One of the most prolific and engaging landscape painters of the eighteenth century, Hubert Robert specialized in architectural scenes, often of the monuments of ancient and modern Italy and France, in landscape settings. Robert’s classical education in Paris inspired a youthful fascination with the ancient world, but it was his journey to Rome in 1754 in the entourage of the newly-appointed French Ambassador to the Holy See, - the comte de Stainville, later duc de Choiseul - that introduced him to the monuments of the past that would become his lifelong artistic preoccupation and earn him the sobriquet ‘Robert des Ruines.’ During his 11-year stay in the Eternal City, he met important collectors and artists such as Fragonard, Piranesi and Panini. Robert returned to Paris in 1765, taking with him the drawings of Italian buildings and landscapes that were a source for his paintings for many years after. Following his appointment as a full member of the Académie Royale in 1766, he exhibited regularly at the Salon from 1767 to 1798. Appointed Dessinateur des Jardins du Roi in 1778 he designed new gardens for Louis XVI at the château of Rambouillet and for the Marquise de La Borde de Méréville at Méréville.
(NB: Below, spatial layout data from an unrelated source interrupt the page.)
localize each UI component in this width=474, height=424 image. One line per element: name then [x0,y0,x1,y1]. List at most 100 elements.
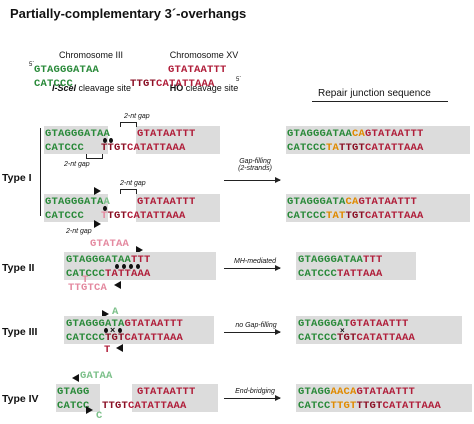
t1a-gap-top-bracket [120,122,136,123]
r4-box [296,384,472,412]
t4-bot-overhang: C [96,410,103,422]
t1b-box-right [136,194,220,222]
t1b-nick-bot-marker [94,220,101,228]
type4-arrow [224,395,281,401]
chrom3-label: Chromosome III I-SceI cleavage site [52,50,132,93]
t4-top-right: GTATAATTT [137,386,196,398]
t1a-pair-dot-2 [109,138,113,143]
t1a-bot-left: CATCCC [45,142,85,154]
t4-nick-top-marker [72,374,79,382]
t2-pair-dot-2 [122,264,126,269]
t2-pair-dot-3 [129,264,133,269]
t1a-gap-bot-tick-l [86,154,87,159]
t1b-gap-bot-label: 2-nt gap [66,228,92,235]
type4-arrow-label: End-bridging [235,388,275,395]
type2-label: Type II [2,262,35,274]
r2-bot: CATCCCTATTAAA [298,268,383,280]
five-prime-label: 5´ [29,62,35,68]
t1b-bot-right: TTGTCATATTAAA [101,210,186,222]
t2-pair-dot-4 [136,264,140,269]
t4-bot-left: CATCC [57,400,90,412]
repair-junction-underline [312,101,448,102]
r1b-bot: CATCCCTATTGTCATATTAAA [287,210,424,222]
t1b-box-left [44,194,108,222]
t3-nick-bot-marker [116,344,123,352]
t2-under-bot: TTGTCA [68,282,108,294]
header-bot-left-seq: CATCCC [34,78,74,90]
t1a-top-left: GTAGGGATAA [45,128,111,140]
t1b-bot-left: CATCCC [45,210,85,222]
t1b-top-right: GTATAATTT [137,196,196,208]
t2-pair-dot-1 [115,264,119,269]
type4-label: Type IV [2,393,39,405]
t2-mid-t: T [82,274,89,286]
type2-arrow-label: MH-mediated [233,258,276,265]
r2-top: GTAGGGATAATTT [298,254,383,266]
t4-top-overhang: GATAA [80,370,113,382]
repair-junction-label: Repair junction sequence [318,88,431,99]
t1a-gap-top-label: 2-nt gap [124,113,150,120]
figure-title: Partially-complementary 3´-overhangs [10,6,247,21]
t3-pair-dot-2 [118,328,122,333]
type3-label: Type III [2,326,38,338]
r1a-box [286,126,470,154]
t3-overhang-a: A [112,306,119,318]
r2-box [296,252,416,280]
t2-nick-bot-marker [114,281,121,289]
type3-arrow [224,329,281,335]
t1a-bot-right: TTGTCATATTAAA [101,142,186,154]
t1a-top-right: GTATAATTT [137,128,196,140]
r1a-bot: CATCCCTATTGTCATATTAAA [287,142,424,154]
five-prime-label-b: 5´ [236,77,242,83]
t1b-top-left: GTAGGGATAA [45,196,111,208]
t2-bot: CATCCCTATTAAA [66,268,151,280]
t3-nick-top-marker [102,310,109,318]
r1b-box [286,194,470,222]
t1a-gap-bot-label: 2-nt gap [64,161,90,168]
t1b-pair-dot [103,206,107,211]
t1a-box-right [136,126,220,154]
r4-top: GTAGGAACAGTATAATTT [298,386,416,398]
t1a-gap-bot-tick-r [102,154,103,159]
t1b-nick-top-marker [94,187,101,195]
r3-top: GTAGGGATGTATAATTT [298,318,409,330]
t1b-gap-top-bracket [120,189,136,190]
t4-bot-right: TTGTCATATTAAA [102,400,187,412]
type1-label: Type I [2,172,32,184]
t1a-gap-top-tick-r [136,122,137,127]
t3-mismatch-x: × [110,325,116,335]
t4-nick-bot-marker [86,406,93,414]
t1a-box-left [44,126,108,154]
t2-box [64,252,216,280]
header-top-left-seq: GTAGGGATAA [34,64,100,76]
t1b-gap-top-label: 2-nt gap [120,180,146,187]
type2-arrow [224,265,281,271]
t3-bot: CATCCCTGTCATATTAAA [66,332,184,344]
t3-box [64,316,214,344]
t2-over-top: GTATAA [90,238,130,250]
t1a-pair-dot-1 [103,138,107,143]
t1b-gap-top-tick-r [136,189,137,194]
t3-pair-dot-1 [104,328,108,333]
t2-top: GTAGGGATAATTT [66,254,151,266]
t1b-gap-top-tick-l [120,189,121,194]
type3-arrow-label: no Gap-filling [235,322,277,329]
t1a-gap-bot-bracket [86,158,102,159]
r1b-top: GTAGGGATACAGTATAATTT [287,196,418,208]
type1-arrow [224,177,281,183]
r3-box [296,316,462,344]
t3-overhang-t: T [104,344,111,356]
r3-bot: CATCCCTGTCATATTAAA [298,332,416,344]
t4-box-right [132,384,218,412]
type1-arrow-label: Gap-filling (2-strands) [238,158,272,172]
r4-bot: CATCCTTGTTTGTCATATTAAA [298,400,442,412]
t3-top: GTAGGGATAGTATAATTT [66,318,184,330]
r1a-top: GTAGGGATAACAGTATAATTT [287,128,424,140]
t1a-gap-top-tick-l [120,122,121,127]
t4-top-left: GTAGG [57,386,90,398]
header-bot-right-seq: TTGTCATATTAAA [130,78,215,90]
t2-nick-top-marker [136,246,143,254]
r3-mismatch-x: × [340,326,345,335]
header-top-right-seq: GTATAATTT [168,64,227,76]
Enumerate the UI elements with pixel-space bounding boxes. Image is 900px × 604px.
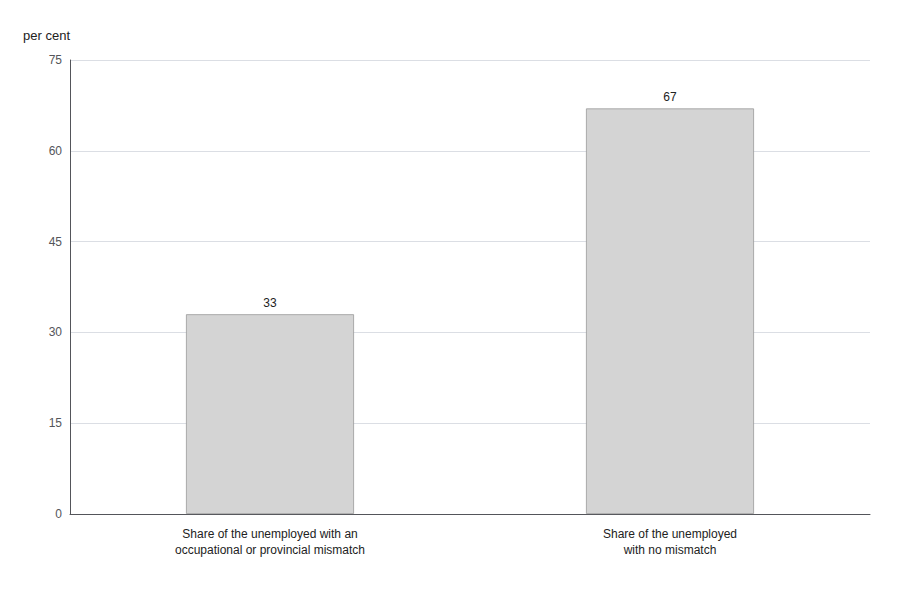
svg-text:15: 15 (49, 416, 63, 430)
svg-text:45: 45 (49, 235, 63, 249)
svg-text:75: 75 (49, 53, 63, 67)
svg-text:60: 60 (49, 144, 63, 158)
svg-text:67: 67 (663, 90, 677, 104)
svg-text:occupational or provincial mis: occupational or provincial mismatch (175, 543, 365, 557)
svg-text:Share of the unemployed: Share of the unemployed (603, 527, 737, 541)
svg-text:Share of the unemployed with a: Share of the unemployed with an (182, 527, 357, 541)
svg-text:30: 30 (49, 325, 63, 339)
svg-text:with no mismatch: with no mismatch (623, 543, 717, 557)
svg-text:0: 0 (55, 507, 62, 521)
svg-text:per cent: per cent (23, 28, 70, 43)
svg-text:33: 33 (263, 296, 277, 310)
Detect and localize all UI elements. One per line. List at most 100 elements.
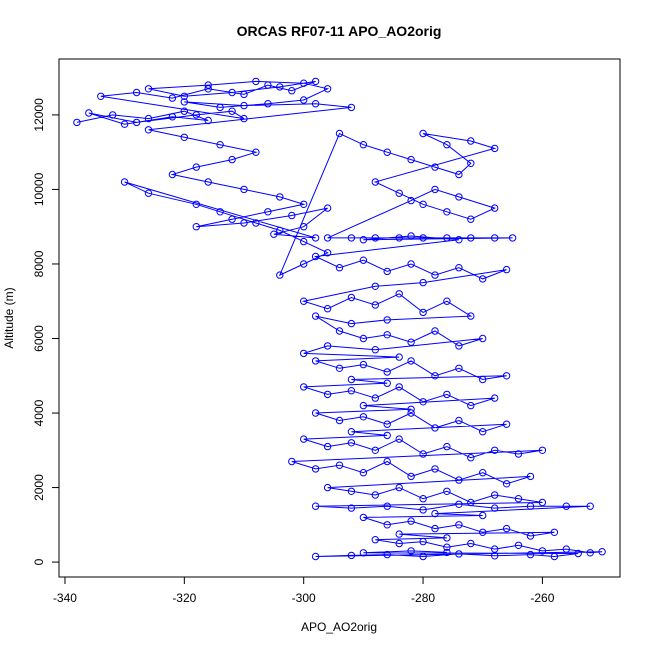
data-point xyxy=(467,215,475,223)
data-point xyxy=(371,394,379,402)
data-point xyxy=(300,223,308,231)
data-point xyxy=(431,424,439,432)
data-point xyxy=(311,502,320,510)
data-point xyxy=(562,502,570,510)
data-point xyxy=(300,349,308,358)
data-point xyxy=(407,409,415,417)
data-point xyxy=(467,498,475,507)
data-point xyxy=(180,107,189,115)
data-point xyxy=(276,271,284,279)
data-point xyxy=(443,234,451,242)
data-point xyxy=(347,387,356,395)
data-point xyxy=(359,256,368,264)
data-point xyxy=(514,495,523,503)
data-point xyxy=(168,94,177,102)
data-point xyxy=(168,170,177,179)
data-point xyxy=(491,552,499,560)
data-point xyxy=(443,548,451,557)
data-point xyxy=(431,372,439,380)
data-point xyxy=(491,144,499,153)
data-point xyxy=(311,252,320,261)
data-point xyxy=(311,357,320,365)
data-point xyxy=(276,83,284,91)
data-point xyxy=(538,446,547,454)
data-point xyxy=(383,420,391,428)
data-point xyxy=(455,364,463,372)
data-point xyxy=(335,264,344,272)
data-point xyxy=(216,103,224,112)
data-point xyxy=(538,498,547,507)
x-axis-label: APO_AO2orig xyxy=(301,620,377,634)
data-point xyxy=(204,178,212,186)
data-point xyxy=(371,491,379,499)
data-point xyxy=(383,431,391,440)
data-point xyxy=(419,278,427,287)
data-point xyxy=(132,88,141,97)
data-point xyxy=(538,547,547,555)
data-point xyxy=(502,480,511,488)
x-axis: -340 -320 -300 -280 -260 xyxy=(53,576,555,605)
data-point xyxy=(204,116,212,125)
data-point xyxy=(419,450,427,458)
data-point xyxy=(120,178,129,186)
data-point xyxy=(323,249,332,257)
data-point xyxy=(443,141,451,149)
data-point xyxy=(347,234,356,242)
data-point xyxy=(371,446,379,454)
data-point xyxy=(383,502,391,510)
data-point xyxy=(311,465,320,473)
data-point xyxy=(335,129,344,138)
data-point xyxy=(276,193,284,201)
data-point xyxy=(73,118,81,127)
data-point xyxy=(347,504,356,512)
data-point xyxy=(419,506,427,514)
data-point xyxy=(395,353,403,361)
data-point xyxy=(335,461,344,469)
data-point xyxy=(395,290,403,298)
data-point xyxy=(228,107,236,115)
data-point xyxy=(347,551,356,560)
data-point xyxy=(311,100,320,108)
data-point xyxy=(479,511,487,520)
data-point xyxy=(383,379,391,387)
data-point xyxy=(455,500,463,508)
data-point xyxy=(419,234,427,242)
data-point xyxy=(467,539,475,548)
data-point xyxy=(204,85,212,93)
data-point xyxy=(598,548,606,556)
data-point xyxy=(508,234,517,242)
data-point xyxy=(407,232,415,240)
data-point xyxy=(359,549,368,557)
data-point xyxy=(300,79,308,87)
series-line xyxy=(76,80,603,558)
data-point xyxy=(431,327,439,335)
data-point xyxy=(514,450,523,458)
data-point xyxy=(443,534,451,542)
data-point xyxy=(180,98,189,106)
y-tick-label: 12000 xyxy=(32,98,46,132)
data-point xyxy=(443,487,451,495)
data-point xyxy=(395,435,403,443)
data-point xyxy=(323,390,332,399)
data-point xyxy=(132,118,141,127)
data-point xyxy=(323,305,332,313)
data-point xyxy=(383,148,391,156)
data-point xyxy=(383,316,391,324)
data-point xyxy=(300,435,308,443)
data-point xyxy=(311,77,320,86)
data-point xyxy=(240,219,248,227)
data-point xyxy=(491,446,499,454)
data-point xyxy=(144,85,153,93)
data-point xyxy=(228,88,236,97)
data-point xyxy=(347,375,356,384)
y-tick-label: 4000 xyxy=(32,399,46,426)
data-point xyxy=(359,513,368,522)
data-point xyxy=(359,334,368,343)
data-point xyxy=(144,189,153,197)
data-point xyxy=(395,530,403,538)
data-point xyxy=(455,342,463,350)
data-point xyxy=(455,550,463,558)
data-point xyxy=(407,472,415,481)
data-point xyxy=(407,547,415,555)
data-point xyxy=(216,141,224,149)
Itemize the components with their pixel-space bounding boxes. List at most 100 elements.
In 1784 he was made Garde des Tableaux for the Musée Royal, a post he held until his imprisonment in 1793. Immensely popular in his lifetime, he was also successful in Russia thanks largely to his association with Count Stroganov, whom he had met in Rome and who had since become Chamberlain to Catherine II and was thus able to introduce him to Russian patrons.

This work will be included in the forthcoming catalogue raisonné of the paintings by Hubert Robert being prepared by The Wildenstein Institute. A date of circa 1780 has been suggested for this work.